Die Schilderungen der 82-Jährigen sind nicht vorwurfsvoll, nicht anklagend, beinahe nüchtern stellt sie fest: "Das war keine schöne Kindheit." Oder: "Das war schlimm." Und: "Das wünscht man niemandem." Aber gerade durch diese Direktheit entwickeln die Worte eine ungeheure emotionale Wucht, von der die Zuhörer geradezu in den Bann gezogen werden. In der Nacht vom 7. zum 8. Mai 1945 wurde das Ghetto Theresienstadt von der Roten Armee befreit. "Wir haben später herausgefunden, dass bereits in Frankfurt festgestanden hat, dass wir am 9. Mai vergast werden sollten."
"Wir sind frei"
Doch nun wurden die beiden Töchter von ihrem Vater besucht, der versicherte: "Wir sind frei." Und als sie schließlich gemeinsam Frankfurt erreichten, trafen sie auch Susanna Bär wohlauf an. "Das war - außer meiner Hochzeit - der schönste Moment in meinem Leben, meine Mutti wiederzusehen", erzählt Edith Erbrich mit unüberhörbar südhessischem Akzent.

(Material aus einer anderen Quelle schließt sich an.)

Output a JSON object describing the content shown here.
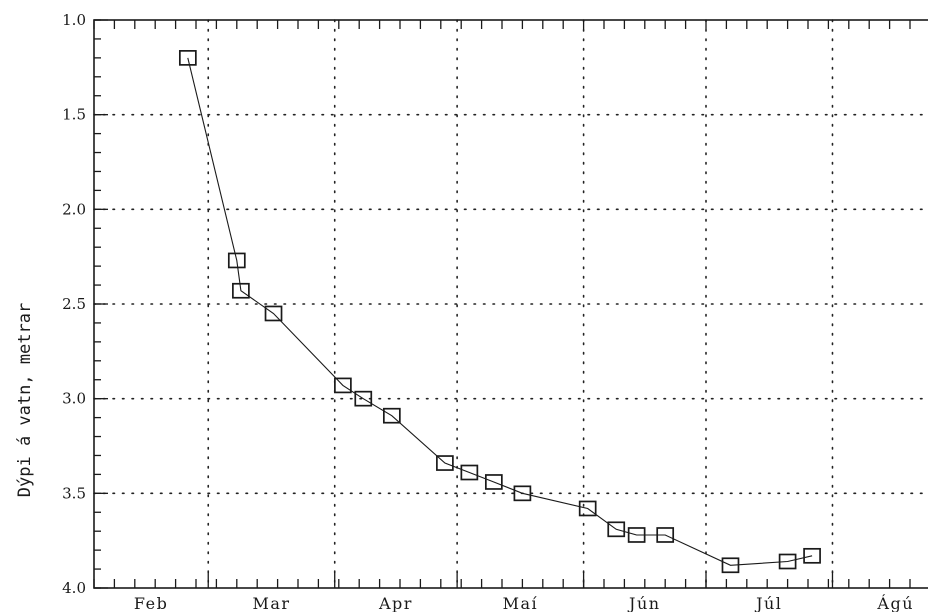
{
  "chart_data": {
    "type": "line",
    "title": "",
    "xlabel": "",
    "ylabel": "Dýpi á vatn, metrar",
    "y_axis_inverted": true,
    "ylim": [
      1.0,
      4.0
    ],
    "yticks": [
      "1.0",
      "1.5",
      "2.0",
      "2.5",
      "3.0",
      "3.5",
      "4.0"
    ],
    "x_unit": "days from 1 February",
    "xlim": [
      0,
      212
    ],
    "month_labels": [
      "Feb",
      "Mar",
      "Apr",
      "Maí",
      "Jún",
      "Júl",
      "Ágú"
    ],
    "grid": true,
    "legend": "none",
    "series": [
      {
        "marker": "square",
        "x": [
          23,
          35,
          36,
          44,
          61,
          66,
          73,
          86,
          92,
          98,
          105,
          121,
          128,
          133,
          140,
          156,
          170,
          176
        ],
        "y": [
          1.2,
          2.27,
          2.43,
          2.55,
          2.93,
          3.0,
          3.09,
          3.34,
          3.39,
          3.44,
          3.5,
          3.58,
          3.69,
          3.72,
          3.72,
          3.88,
          3.86,
          3.83
        ]
      }
    ]
  }
}
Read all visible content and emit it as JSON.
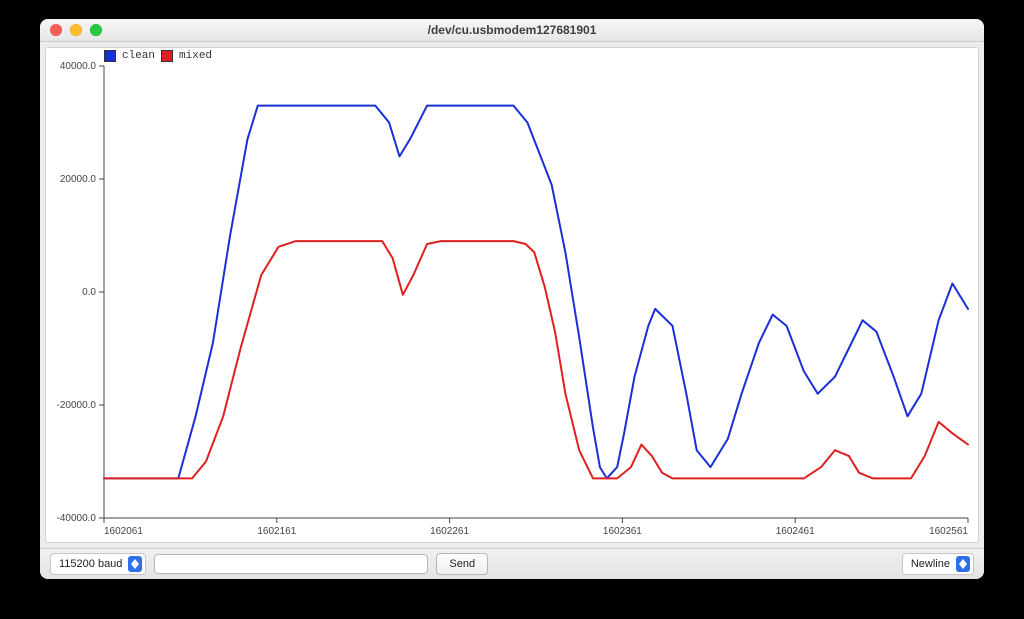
{
  "window": {
    "title": "/dev/cu.usbmodem127681901",
    "traffic_colors": {
      "close": "#ff5f57",
      "min": "#ffbd2e",
      "max": "#28c840"
    }
  },
  "bottombar": {
    "baud_selected": "115200 baud",
    "input_value": "",
    "send_label": "Send",
    "line_ending_selected": "Newline"
  },
  "chart": {
    "type": "line",
    "background_color": "#ffffff",
    "grid": false,
    "axis_color": "#444444",
    "tick_fontsize": 10,
    "tick_color": "#444444",
    "xlim": [
      1602061,
      1602561
    ],
    "ylim": [
      -40000,
      40000
    ],
    "yticks": [
      -40000,
      -20000,
      0,
      20000,
      40000
    ],
    "ytick_labels": [
      "-40000.0",
      "-20000.0",
      "0.0",
      "20000.0",
      "40000.0"
    ],
    "xticks": [
      1602061,
      1602161,
      1602261,
      1602361,
      1602461,
      1602561
    ],
    "xtick_labels": [
      "1602061",
      "1602161",
      "1602261",
      "1602361",
      "1602461",
      "1602561"
    ],
    "line_width": 2,
    "legend": [
      {
        "label": "clean",
        "color": "#1a2fd6"
      },
      {
        "label": "mixed",
        "color": "#e02020"
      }
    ],
    "series": [
      {
        "name": "clean",
        "color": "#1a2fd6",
        "x": [
          1602061,
          1602090,
          1602104,
          1602114,
          1602124,
          1602134,
          1602144,
          1602150,
          1602158,
          1602218,
          1602226,
          1602232,
          1602238,
          1602248,
          1602258,
          1602290,
          1602296,
          1602298,
          1602306,
          1602320,
          1602328,
          1602336,
          1602344,
          1602348,
          1602352,
          1602358,
          1602362,
          1602368,
          1602376,
          1602380,
          1602390,
          1602398,
          1602404,
          1602412,
          1602422,
          1602430,
          1602440,
          1602448,
          1602456,
          1602466,
          1602474,
          1602484,
          1602492,
          1602500,
          1602508,
          1602518,
          1602526,
          1602534,
          1602544,
          1602552,
          1602561
        ],
        "y": [
          -33000,
          -33000,
          -33000,
          -22000,
          -9000,
          10000,
          27000,
          33000,
          33000,
          33000,
          30000,
          24000,
          27000,
          33000,
          33000,
          33000,
          33000,
          33000,
          30000,
          19000,
          7000,
          -8000,
          -24000,
          -31000,
          -33000,
          -31000,
          -25000,
          -15000,
          -6000,
          -3000,
          -6000,
          -18000,
          -28000,
          -31000,
          -26000,
          -18000,
          -9000,
          -4000,
          -6000,
          -14000,
          -18000,
          -15000,
          -10000,
          -5000,
          -7000,
          -15000,
          -22000,
          -18000,
          -5000,
          1500,
          -3000
        ]
      },
      {
        "name": "mixed",
        "color": "#e02020",
        "x": [
          1602061,
          1602100,
          1602112,
          1602120,
          1602130,
          1602140,
          1602152,
          1602162,
          1602172,
          1602222,
          1602228,
          1602234,
          1602240,
          1602248,
          1602256,
          1602266,
          1602298,
          1602305,
          1602310,
          1602316,
          1602322,
          1602328,
          1602336,
          1602344,
          1602350,
          1602358,
          1602366,
          1602372,
          1602378,
          1602384,
          1602390,
          1602436,
          1602446,
          1602466,
          1602476,
          1602484,
          1602492,
          1602498,
          1602506,
          1602528,
          1602536,
          1602544,
          1602552,
          1602561
        ],
        "y": [
          -33000,
          -33000,
          -33000,
          -30000,
          -22000,
          -10000,
          3000,
          8000,
          9000,
          9000,
          6000,
          -500,
          3000,
          8500,
          9000,
          9000,
          9000,
          8500,
          7000,
          1000,
          -7000,
          -18000,
          -28000,
          -33000,
          -33000,
          -33000,
          -31000,
          -27000,
          -29000,
          -32000,
          -33000,
          -33000,
          -33000,
          -33000,
          -31000,
          -28000,
          -29000,
          -32000,
          -33000,
          -33000,
          -29000,
          -23000,
          -25000,
          -27000
        ]
      }
    ]
  }
}
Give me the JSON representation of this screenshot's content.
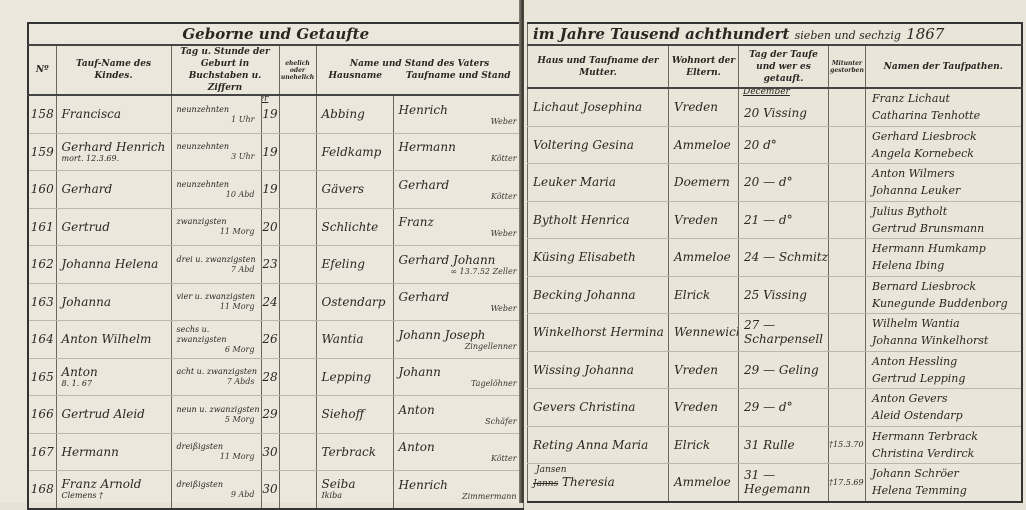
{
  "left_page": {
    "section_title": "Geborne und Getaufte",
    "headers": {
      "number": "Nº",
      "child_name": "Tauf-Name des Kindes.",
      "birth": "Tag u. Stunde der Geburt in Buchstaben u. Ziffern",
      "legitimacy": "ehelich oder unehelich",
      "father": "Name und Stand des Vaters",
      "father_surname": "Hausname",
      "father_given": "Taufname und Stand"
    }
  },
  "right_page": {
    "year_line_printed": "im Jahre Tausend achthundert",
    "year_line_handwritten": "sieben und sechzig",
    "year_digits": "1867",
    "headers": {
      "mother": "Haus und Taufname der Mutter.",
      "residence": "Wohnort der Eltern.",
      "baptism": "Tag der Taufe und wer es getauft.",
      "died": "Mitunter gestorben",
      "godparents": "Namen der Taufpathen."
    }
  },
  "month_label": "December",
  "entries": [
    {
      "no": "158",
      "child": "Francisca",
      "child_note": "",
      "birth_words": "neunzehnten",
      "birth_hour": "1 Uhr",
      "day": "19",
      "legit": "",
      "father_surname": "Abbing",
      "father_given": "Henrich",
      "father_status": "Weber",
      "mother": "Lichaut Josephina",
      "residence": "Vreden",
      "baptism": "20 Vissing",
      "died": "",
      "godparent1": "Franz Lichaut",
      "godparent2": "Catharina Tenhotte"
    },
    {
      "no": "159",
      "child": "Gerhard Henrich",
      "child_note": "mort. 12.3.69.",
      "birth_words": "neunzehnten",
      "birth_hour": "3 Uhr",
      "day": "19",
      "legit": "",
      "father_surname": "Feldkamp",
      "father_given": "Hermann",
      "father_status": "Kötter",
      "mother": "Voltering Gesina",
      "residence": "Ammeloe",
      "baptism": "20 d°",
      "died": "",
      "godparent1": "Gerhard Liesbrock",
      "godparent2": "Angela Kornebeck"
    },
    {
      "no": "160",
      "child": "Gerhard",
      "child_note": "",
      "birth_words": "neunzehnten",
      "birth_hour": "10 Abd",
      "day": "19",
      "legit": "",
      "father_surname": "Gävers",
      "father_given": "Gerhard",
      "father_status": "Kötter",
      "mother": "Leuker Maria",
      "residence": "Doemern",
      "baptism": "20 — d°",
      "died": "",
      "godparent1": "Anton Wilmers",
      "godparent2": "Johanna Leuker"
    },
    {
      "no": "161",
      "child": "Gertrud",
      "child_note": "",
      "birth_words": "zwanzigsten",
      "birth_hour": "11 Morg",
      "day": "20",
      "legit": "",
      "father_surname": "Schlichte",
      "father_given": "Franz",
      "father_status": "Weber",
      "mother": "Bytholt Henrica",
      "residence": "Vreden",
      "baptism": "21 — d°",
      "died": "",
      "godparent1": "Julius Bytholt",
      "godparent2": "Gertrud Brunsmann"
    },
    {
      "no": "162",
      "child": "Johanna Helena",
      "child_note": "",
      "birth_words": "drei u. zwanzigsten",
      "birth_hour": "7 Abd",
      "day": "23",
      "legit": "",
      "father_surname": "Efeling",
      "father_given": "Gerhard Johann",
      "father_status": "∞ 13.7.52 Zeller",
      "mother": "Küsing Elisabeth",
      "residence": "Ammeloe",
      "baptism": "24 — Schmitz",
      "died": "",
      "godparent1": "Hermann Humkamp",
      "godparent2": "Helena Ibing"
    },
    {
      "no": "163",
      "child": "Johanna",
      "child_note": "",
      "birth_words": "vier u. zwanzigsten",
      "birth_hour": "11 Morg",
      "day": "24",
      "legit": "",
      "father_surname": "Ostendarp",
      "father_given": "Gerhard",
      "father_status": "Weber",
      "mother": "Becking Johanna",
      "residence": "Elrick",
      "baptism": "25 Vissing",
      "died": "",
      "godparent1": "Bernard Liesbrock",
      "godparent2": "Kunegunde Buddenborg"
    },
    {
      "no": "164",
      "child": "Anton Wilhelm",
      "child_note": "",
      "birth_words": "sechs u. zwanzigsten",
      "birth_hour": "6 Morg",
      "day": "26",
      "legit": "",
      "father_surname": "Wantia",
      "father_given": "Johann Joseph",
      "father_status": "Zingellenner",
      "mother": "Winkelhorst Hermina",
      "residence": "Wennewick",
      "baptism": "27 — Scharpensell",
      "died": "",
      "godparent1": "Wilhelm Wantia",
      "godparent2": "Johanna Winkelhorst"
    },
    {
      "no": "165",
      "child": "Anton",
      "child_note": "8. 1. 67",
      "birth_words": "acht u. zwanzigsten",
      "birth_hour": "7 Abds",
      "day": "28",
      "legit": "",
      "father_surname": "Lepping",
      "father_given": "Johann",
      "father_status": "Tagelöhner",
      "mother": "Wissing Johanna",
      "residence": "Vreden",
      "baptism": "29 — Geling",
      "died": "",
      "godparent1": "Anton Hessling",
      "godparent2": "Gertrud Lepping"
    },
    {
      "no": "166",
      "child": "Gertrud Aleid",
      "child_note": "",
      "birth_words": "neun u. zwanzigsten",
      "birth_hour": "5 Morg",
      "day": "29",
      "legit": "",
      "father_surname": "Siehoff",
      "father_given": "Anton",
      "father_status": "Schäfer",
      "mother": "Gevers Christina",
      "residence": "Vreden",
      "baptism": "29 — d°",
      "died": "",
      "godparent1": "Anton Gevers",
      "godparent2": "Aleid Ostendarp"
    },
    {
      "no": "167",
      "child": "Hermann",
      "child_note": "",
      "birth_words": "dreißigsten",
      "birth_hour": "11 Morg",
      "day": "30",
      "legit": "",
      "father_surname": "Terbrack",
      "father_given": "Anton",
      "father_status": "Kötter",
      "mother": "Reting Anna Maria",
      "residence": "Elrick",
      "baptism": "31 Rulle",
      "died": "†15.3.70",
      "godparent1": "Hermann Terbrack",
      "godparent2": "Christina Verdirck"
    },
    {
      "no": "168",
      "child": "Franz Arnold",
      "child_note": "Clemens †",
      "birth_words": "dreißigsten",
      "birth_hour": "9 Abd",
      "day": "30",
      "legit": "",
      "father_surname": "Seiba",
      "father_surname2": "Ikiba",
      "father_given": "Henrich",
      "father_status": "Zimmermann",
      "mother_struck": "Janns",
      "mother_insert": "Jansen",
      "mother": "Theresia",
      "residence": "Ammeloe",
      "baptism": "31 — Hegemann",
      "died": "†17.5.69",
      "godparent1": "Johann Schröer",
      "godparent2": "Helena Temming"
    }
  ]
}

Die Strapazen in Theresienstadt hat ihre Großmutter "als gebrochene Frau" überlebt. Der Großvater hingegen war bereits kurz nach der Ankunft im Jahr 1942 ermordet worden. "Wir haben nach dem Krieg mit unseren Eltern nie mehr darüber gesprochen", schildert die 82-Jährige. Norbert Bär habe immer insistiert: "Kind, lass es ruhen." Nur mit ihrer Schwester habe sie sich austauschen können. "Das war für uns beide sehr wichtig, denn psychologische Unterstützung gab es nicht." Sie kenne viele Überlebende des Holocaust, bei denen das Thema Zuhause totgeschwiegen wurde.
Bereitwillig beantwortet Edith Erbrich etliche Fragen aus dem Publikum, zum erneut unverhohlen auftretenden Antisemitismus möchte sie keine Stellung beziehen. "Ich äußere mich nicht politisch", betont sie. "Ich sage aber immer der Jugend: Haltet die Augen und Ohren offen, damit sich so etwas nicht wiederholt." Und: "Ihr seid die nächste Generation. An Euch liegt's jetzt."